Bisexuality From Adolescence to Adulthood — Longitudinal Study Notes
Overview
Topic: Female bisexuality from adolescence to adulthood explored through a 10-year longitudinal study.
Research question: Do three prominent models of bisexuality (transitional stage, third type of orientation, heightened fluidity) receive empirical support when tracking attractions, behaviors, and identities over time in bisexual, lesbian, and unlabeled women?
Sample: 79 nonheterosexual women (lesbian, bisexual, or unlabeled) followed across 5 waves over 10 years. Original sample was 89; final T5 N = 79; waves labeled T1–T5.
Key finding teaser: Both the “third orientation” (bisexual/unlabeled as a stable category) and “fluidity” (capacity for change in attractions/behaviors/identities) models receive support; the “transitional stage” model is not supported.
This suggests that bisexuality is not merely a temporary phase leading to lesbian or heterosexual identity.

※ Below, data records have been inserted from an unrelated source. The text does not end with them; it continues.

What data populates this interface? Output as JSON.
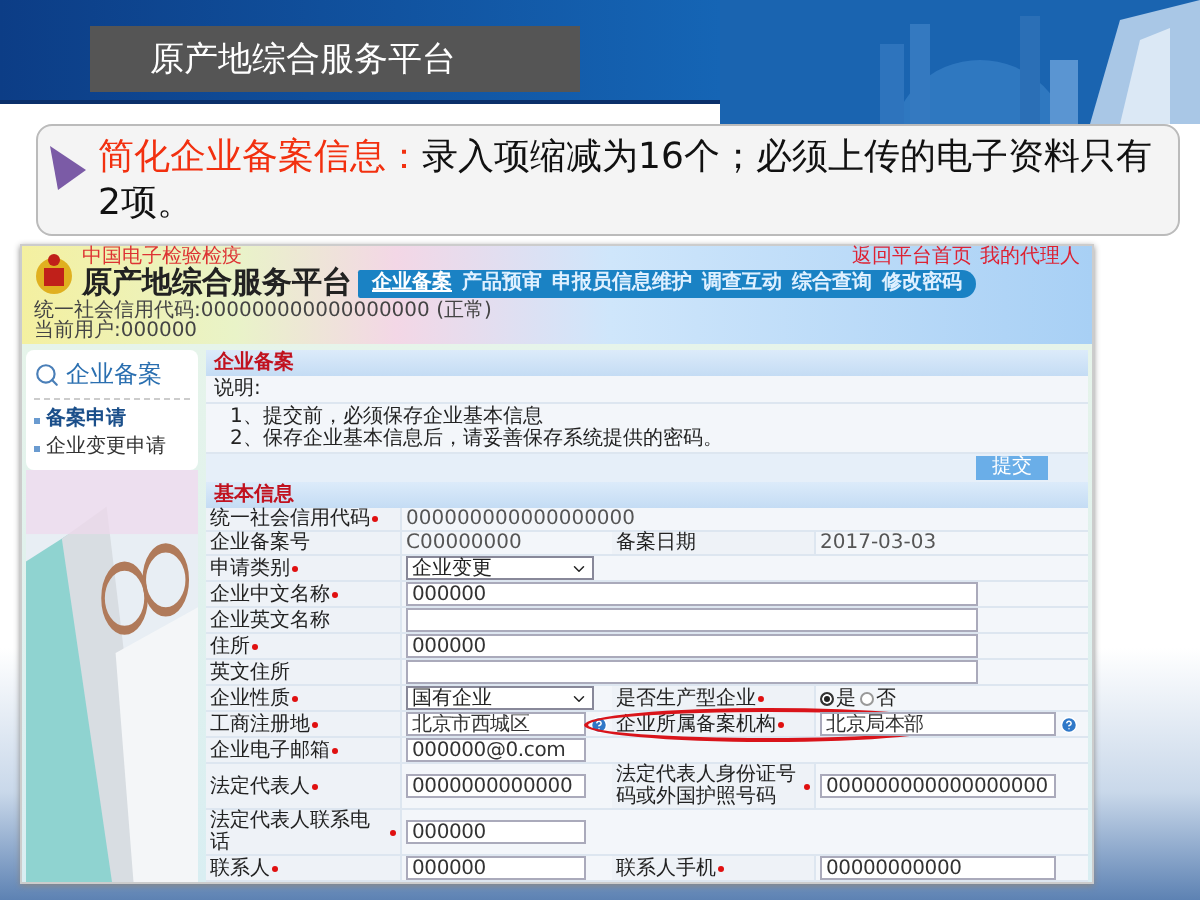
{
  "slide": {
    "title": "原产地综合服务平台",
    "callout": {
      "heading": "简化企业备案信息：",
      "text": "录入项缩减为16个；必须上传的电子资料只有2项。"
    }
  },
  "app": {
    "brand": {
      "tagline": "中国电子检验检疫",
      "title": "原产地综合服务平台"
    },
    "nav": [
      {
        "label": "企业备案",
        "selected": true
      },
      {
        "label": "产品预审",
        "selected": false
      },
      {
        "label": "申报员信息维护",
        "selected": false
      },
      {
        "label": "调查互动",
        "selected": false
      },
      {
        "label": "综合查询",
        "selected": false
      },
      {
        "label": "修改密码",
        "selected": false
      }
    ],
    "top_links": [
      "返回平台首页",
      "我的代理人"
    ],
    "account": {
      "credit_code": "统一社会信用代码:000000000000000000 (正常)",
      "user": "当前用户:000000"
    },
    "sidebar": {
      "heading": "企业备案",
      "items": [
        {
          "label": "备案申请",
          "selected": true
        },
        {
          "label": "企业变更申请",
          "selected": false
        }
      ]
    },
    "notice": {
      "title": "企业备案",
      "label": "说明:",
      "lines": [
        "1、提交前，必须保存企业基本信息",
        "2、保存企业基本信息后，请妥善保存系统提供的密码。"
      ],
      "button": "提交"
    },
    "form": {
      "title": "基本信息",
      "rows": [
        {
          "fields": [
            {
              "label": "统一社会信用代码",
              "required": true,
              "kind": "static",
              "value": "000000000000000000"
            }
          ]
        },
        {
          "fields": [
            {
              "label": "企业备案号",
              "required": false,
              "kind": "static",
              "value": "C00000000"
            },
            {
              "label": "备案日期",
              "required": false,
              "kind": "static",
              "value": "2017-03-03"
            }
          ]
        },
        {
          "fields": [
            {
              "label": "申请类别",
              "required": true,
              "kind": "select",
              "value": "企业变更"
            }
          ]
        },
        {
          "fields": [
            {
              "label": "企业中文名称",
              "required": true,
              "kind": "wide",
              "value": "000000"
            }
          ]
        },
        {
          "fields": [
            {
              "label": "企业英文名称",
              "required": false,
              "kind": "wide"
            }
          ]
        },
        {
          "fields": [
            {
              "label": "住所",
              "required": true,
              "kind": "wide",
              "value": "000000"
            }
          ]
        },
        {
          "fields": [
            {
              "label": "英文住所",
              "required": false,
              "kind": "wide"
            }
          ]
        },
        {
          "fields": [
            {
              "label": "企业性质",
              "required": true,
              "kind": "select",
              "value": "国有企业"
            },
            {
              "label": "是否生产型企业",
              "required": true,
              "kind": "radio",
              "options": [
                {
                  "label": "是",
                  "selected": true
                },
                {
                  "label": "否",
                  "selected": false
                }
              ]
            }
          ]
        },
        {
          "fields": [
            {
              "label": "工商注册地",
              "required": true,
              "kind": "input",
              "value": "北京市西城区",
              "help": true
            },
            {
              "label": "企业所属备案机构",
              "required": true,
              "kind": "input",
              "value": "北京局本部",
              "help": true,
              "highlighted": true
            }
          ]
        },
        {
          "fields": [
            {
              "label": "企业电子邮箱",
              "required": true,
              "kind": "input",
              "value": "000000@0.com"
            }
          ]
        },
        {
          "fields": [
            {
              "label": "法定代表人",
              "required": true,
              "kind": "input",
              "value": "0000000000000"
            },
            {
              "label": "法定代表人身份证号码或外国护照号码",
              "required": true,
              "kind": "input",
              "value": "000000000000000000"
            }
          ]
        },
        {
          "fields": [
            {
              "label": "法定代表人联系电话",
              "required": true,
              "kind": "input",
              "value": "000000"
            }
          ]
        },
        {
          "fields": [
            {
              "label": "联系人",
              "required": true,
              "kind": "input",
              "value": "000000"
            },
            {
              "label": "联系人手机",
              "required": true,
              "kind": "input",
              "value": "00000000000"
            }
          ]
        }
      ]
    }
  }
}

Instead, many women maintain a bisexual or unlabeled identity over time, indicating its stability as a distinct orientation for some.
At the same time, individual experiences often involve shifts in attraction, behavior, and identity, illustrating a capacity for fluidity.
Core conclusion: The distinction between lesbianism and bisexuality is a matter of degree (fluidity and context) rather than a categorical kind.
This challenges rigid categorizations of sexual orientation, highlighting a spectrum of experiences.
The study indicates that personal context and life experiences play a significant role in how women's attractions, behaviors, and identities manifest and evolve over time.